Understanding the causes of war in Israel and Palestine requires looking at the cycle of trauma. It’s not just "ancient hatred." It’s modern, political, and very much about tangible things like water rights, building permits, and security cameras.

If you want to understand the current state of play, stop looking for "good guys" and "bad guys" for a second. Look at the incentives. Currently, the "spoiler" groups on both sides—the ones who want all the land for themselves—have all the momentum. The moderates have been sidelined by decades of failed promises.


Actionable steps for staying informed

To get a clearer picture of this conflict without falling into the trap of mindless propaganda, you should actively change how you consume the news.
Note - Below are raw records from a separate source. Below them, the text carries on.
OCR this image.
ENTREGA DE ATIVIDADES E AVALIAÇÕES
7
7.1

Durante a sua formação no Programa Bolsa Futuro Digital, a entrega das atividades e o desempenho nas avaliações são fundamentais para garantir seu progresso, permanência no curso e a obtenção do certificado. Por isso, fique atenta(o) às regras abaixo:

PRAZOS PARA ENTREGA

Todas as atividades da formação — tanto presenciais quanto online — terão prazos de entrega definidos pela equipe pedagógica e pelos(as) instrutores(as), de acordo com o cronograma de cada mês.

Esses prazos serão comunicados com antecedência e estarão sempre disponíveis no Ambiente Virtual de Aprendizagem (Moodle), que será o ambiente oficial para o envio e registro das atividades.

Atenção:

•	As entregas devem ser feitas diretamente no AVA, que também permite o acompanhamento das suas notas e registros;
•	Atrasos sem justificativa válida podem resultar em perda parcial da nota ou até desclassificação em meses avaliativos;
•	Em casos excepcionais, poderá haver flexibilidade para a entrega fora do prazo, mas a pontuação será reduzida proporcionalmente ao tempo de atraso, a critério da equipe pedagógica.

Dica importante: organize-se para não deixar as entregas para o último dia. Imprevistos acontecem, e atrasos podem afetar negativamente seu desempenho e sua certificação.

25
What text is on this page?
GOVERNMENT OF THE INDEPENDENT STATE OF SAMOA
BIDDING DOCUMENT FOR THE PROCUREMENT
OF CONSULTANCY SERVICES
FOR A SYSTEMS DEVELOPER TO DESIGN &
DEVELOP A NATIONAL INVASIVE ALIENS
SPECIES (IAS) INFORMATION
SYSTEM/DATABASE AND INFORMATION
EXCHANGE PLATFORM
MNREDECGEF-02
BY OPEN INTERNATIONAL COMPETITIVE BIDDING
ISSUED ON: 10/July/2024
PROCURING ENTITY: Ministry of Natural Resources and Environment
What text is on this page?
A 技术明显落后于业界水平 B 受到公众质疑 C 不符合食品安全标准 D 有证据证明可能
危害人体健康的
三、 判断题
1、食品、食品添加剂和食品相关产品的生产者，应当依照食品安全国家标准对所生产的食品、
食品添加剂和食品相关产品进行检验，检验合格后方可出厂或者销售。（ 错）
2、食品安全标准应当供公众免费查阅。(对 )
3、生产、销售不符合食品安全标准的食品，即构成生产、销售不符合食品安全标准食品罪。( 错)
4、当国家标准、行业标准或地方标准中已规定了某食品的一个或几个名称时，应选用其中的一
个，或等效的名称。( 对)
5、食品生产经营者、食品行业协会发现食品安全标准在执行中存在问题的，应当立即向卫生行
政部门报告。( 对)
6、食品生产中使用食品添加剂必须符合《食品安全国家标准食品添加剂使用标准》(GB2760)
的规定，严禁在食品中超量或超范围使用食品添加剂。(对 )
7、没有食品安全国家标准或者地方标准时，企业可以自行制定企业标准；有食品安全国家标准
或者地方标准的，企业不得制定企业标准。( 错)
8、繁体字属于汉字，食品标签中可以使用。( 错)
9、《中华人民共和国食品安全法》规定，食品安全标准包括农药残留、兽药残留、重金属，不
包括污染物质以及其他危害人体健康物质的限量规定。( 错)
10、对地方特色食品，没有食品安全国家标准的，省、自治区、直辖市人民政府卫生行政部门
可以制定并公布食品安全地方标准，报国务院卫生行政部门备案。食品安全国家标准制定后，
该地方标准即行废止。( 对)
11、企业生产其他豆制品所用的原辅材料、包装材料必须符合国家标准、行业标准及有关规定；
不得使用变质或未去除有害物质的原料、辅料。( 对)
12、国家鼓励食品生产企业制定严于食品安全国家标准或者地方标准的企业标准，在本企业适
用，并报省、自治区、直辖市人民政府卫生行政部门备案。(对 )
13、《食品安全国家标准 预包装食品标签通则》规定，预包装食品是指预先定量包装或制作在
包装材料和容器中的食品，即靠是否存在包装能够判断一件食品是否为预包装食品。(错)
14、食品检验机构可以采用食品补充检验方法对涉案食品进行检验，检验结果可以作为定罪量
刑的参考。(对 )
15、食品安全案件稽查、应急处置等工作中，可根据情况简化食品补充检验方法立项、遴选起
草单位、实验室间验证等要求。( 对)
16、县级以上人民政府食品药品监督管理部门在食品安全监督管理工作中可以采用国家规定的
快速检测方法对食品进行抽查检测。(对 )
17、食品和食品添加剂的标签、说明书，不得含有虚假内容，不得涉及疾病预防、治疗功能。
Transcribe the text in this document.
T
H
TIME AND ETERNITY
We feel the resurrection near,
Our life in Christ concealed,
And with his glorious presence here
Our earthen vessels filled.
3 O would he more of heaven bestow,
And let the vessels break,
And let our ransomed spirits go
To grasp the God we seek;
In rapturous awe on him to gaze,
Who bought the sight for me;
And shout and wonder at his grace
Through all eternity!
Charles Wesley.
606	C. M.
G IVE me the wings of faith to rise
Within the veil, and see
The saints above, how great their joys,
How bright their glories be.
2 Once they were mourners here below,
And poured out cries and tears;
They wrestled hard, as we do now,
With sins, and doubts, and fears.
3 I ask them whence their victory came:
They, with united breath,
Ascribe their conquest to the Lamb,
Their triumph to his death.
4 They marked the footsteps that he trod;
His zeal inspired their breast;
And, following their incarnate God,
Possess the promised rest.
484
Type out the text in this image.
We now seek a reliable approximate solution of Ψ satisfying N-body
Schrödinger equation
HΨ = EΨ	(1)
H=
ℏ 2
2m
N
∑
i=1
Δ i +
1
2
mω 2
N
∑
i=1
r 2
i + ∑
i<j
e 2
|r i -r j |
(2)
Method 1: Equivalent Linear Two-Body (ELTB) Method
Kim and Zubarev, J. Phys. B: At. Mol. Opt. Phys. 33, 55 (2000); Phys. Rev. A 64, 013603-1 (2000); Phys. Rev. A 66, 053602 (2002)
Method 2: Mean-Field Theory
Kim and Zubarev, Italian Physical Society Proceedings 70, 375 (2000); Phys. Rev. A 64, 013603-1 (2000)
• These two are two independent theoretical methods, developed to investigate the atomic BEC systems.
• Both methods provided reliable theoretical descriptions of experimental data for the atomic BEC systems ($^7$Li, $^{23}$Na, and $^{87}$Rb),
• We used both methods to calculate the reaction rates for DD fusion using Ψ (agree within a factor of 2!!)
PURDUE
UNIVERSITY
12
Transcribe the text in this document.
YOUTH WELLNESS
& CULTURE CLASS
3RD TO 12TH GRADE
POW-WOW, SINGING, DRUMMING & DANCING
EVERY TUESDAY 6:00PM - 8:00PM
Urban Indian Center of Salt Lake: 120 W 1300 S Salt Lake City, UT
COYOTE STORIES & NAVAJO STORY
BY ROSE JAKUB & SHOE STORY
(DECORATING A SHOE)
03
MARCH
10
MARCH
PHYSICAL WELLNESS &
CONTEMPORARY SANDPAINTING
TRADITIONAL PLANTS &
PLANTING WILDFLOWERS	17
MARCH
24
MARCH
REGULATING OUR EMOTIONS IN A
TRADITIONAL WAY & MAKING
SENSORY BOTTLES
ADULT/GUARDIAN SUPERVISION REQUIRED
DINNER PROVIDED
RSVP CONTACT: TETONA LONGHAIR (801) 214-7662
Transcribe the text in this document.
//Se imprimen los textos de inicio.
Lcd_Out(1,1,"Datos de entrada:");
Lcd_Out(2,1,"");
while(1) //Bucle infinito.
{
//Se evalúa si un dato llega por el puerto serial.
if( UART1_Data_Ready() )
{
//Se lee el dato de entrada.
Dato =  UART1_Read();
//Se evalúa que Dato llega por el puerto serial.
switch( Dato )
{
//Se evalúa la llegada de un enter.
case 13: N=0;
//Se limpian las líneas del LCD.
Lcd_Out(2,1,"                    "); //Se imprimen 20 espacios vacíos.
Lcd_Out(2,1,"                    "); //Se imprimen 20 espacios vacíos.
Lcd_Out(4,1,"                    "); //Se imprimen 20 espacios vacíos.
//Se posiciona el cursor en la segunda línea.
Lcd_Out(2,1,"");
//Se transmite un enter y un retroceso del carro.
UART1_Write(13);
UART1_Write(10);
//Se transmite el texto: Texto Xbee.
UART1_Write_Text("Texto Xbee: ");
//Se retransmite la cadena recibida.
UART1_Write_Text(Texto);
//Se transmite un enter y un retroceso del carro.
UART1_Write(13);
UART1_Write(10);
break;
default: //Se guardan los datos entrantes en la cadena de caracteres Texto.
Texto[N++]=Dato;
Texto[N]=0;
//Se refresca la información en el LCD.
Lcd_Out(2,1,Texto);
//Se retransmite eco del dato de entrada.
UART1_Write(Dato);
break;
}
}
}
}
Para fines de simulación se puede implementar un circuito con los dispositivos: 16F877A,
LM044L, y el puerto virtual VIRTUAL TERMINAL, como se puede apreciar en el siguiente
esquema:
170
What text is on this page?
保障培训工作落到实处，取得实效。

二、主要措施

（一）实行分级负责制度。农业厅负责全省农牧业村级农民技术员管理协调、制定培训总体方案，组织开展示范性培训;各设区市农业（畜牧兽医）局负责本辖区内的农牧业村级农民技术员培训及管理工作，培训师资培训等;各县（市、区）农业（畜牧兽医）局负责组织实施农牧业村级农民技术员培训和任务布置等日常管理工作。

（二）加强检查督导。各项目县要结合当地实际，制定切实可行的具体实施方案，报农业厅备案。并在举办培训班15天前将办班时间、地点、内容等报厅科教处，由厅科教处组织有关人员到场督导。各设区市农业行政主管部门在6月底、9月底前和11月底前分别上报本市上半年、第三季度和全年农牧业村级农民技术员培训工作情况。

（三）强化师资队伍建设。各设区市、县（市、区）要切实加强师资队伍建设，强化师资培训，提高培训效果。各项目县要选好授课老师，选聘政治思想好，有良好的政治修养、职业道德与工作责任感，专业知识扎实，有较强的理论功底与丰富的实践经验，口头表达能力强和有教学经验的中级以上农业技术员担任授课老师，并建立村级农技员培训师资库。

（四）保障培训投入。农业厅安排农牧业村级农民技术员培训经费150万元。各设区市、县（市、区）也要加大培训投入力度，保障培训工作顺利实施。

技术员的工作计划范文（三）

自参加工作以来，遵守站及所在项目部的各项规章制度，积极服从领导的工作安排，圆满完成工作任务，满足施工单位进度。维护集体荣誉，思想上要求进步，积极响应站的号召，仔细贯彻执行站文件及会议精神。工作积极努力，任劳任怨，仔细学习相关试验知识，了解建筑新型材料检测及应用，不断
  • Read local sources from both sides: Don't just rely on Western media. Look at Haaretz (left-leaning Israeli), The Times of Israel (center-right), and Al Jazeera or Wafa (Palestinian perspectives). Seeing how the same event is reported differently is eye-opening.
  • Study the maps: Go to Google Earth and look at the West Bank. Look at the "Green Line." Seeing the physical proximity of these towns explains why security is such an obsession for Israelis and why movement is such a struggle for Palestinians.
  • Follow human rights monitors: Groups like B'Tselem (Israeli) and Al-Haq (Palestinian) document specific incidents on the ground. They provide the "boring" but vital data that doesn't always make the headlines.
  • Avoid "Infographic Activism": If a 10-slide Instagram post makes the conflict seem simple, it's lying to you. Seek out long-form books like The Lemon Tree by Sandy Tolan or Side by Side: Parallel Histories of Israel-Palestine to understand the competing narratives.

The conflict isn't going to end tomorrow. But the first step to any kind of solution is realizing that both sides are operating out of a profound sense of insecurity and a very real history of loss. Ignoring one side's pain doesn't make the other side's claim any stronger; it just ensures the war continues for another generation.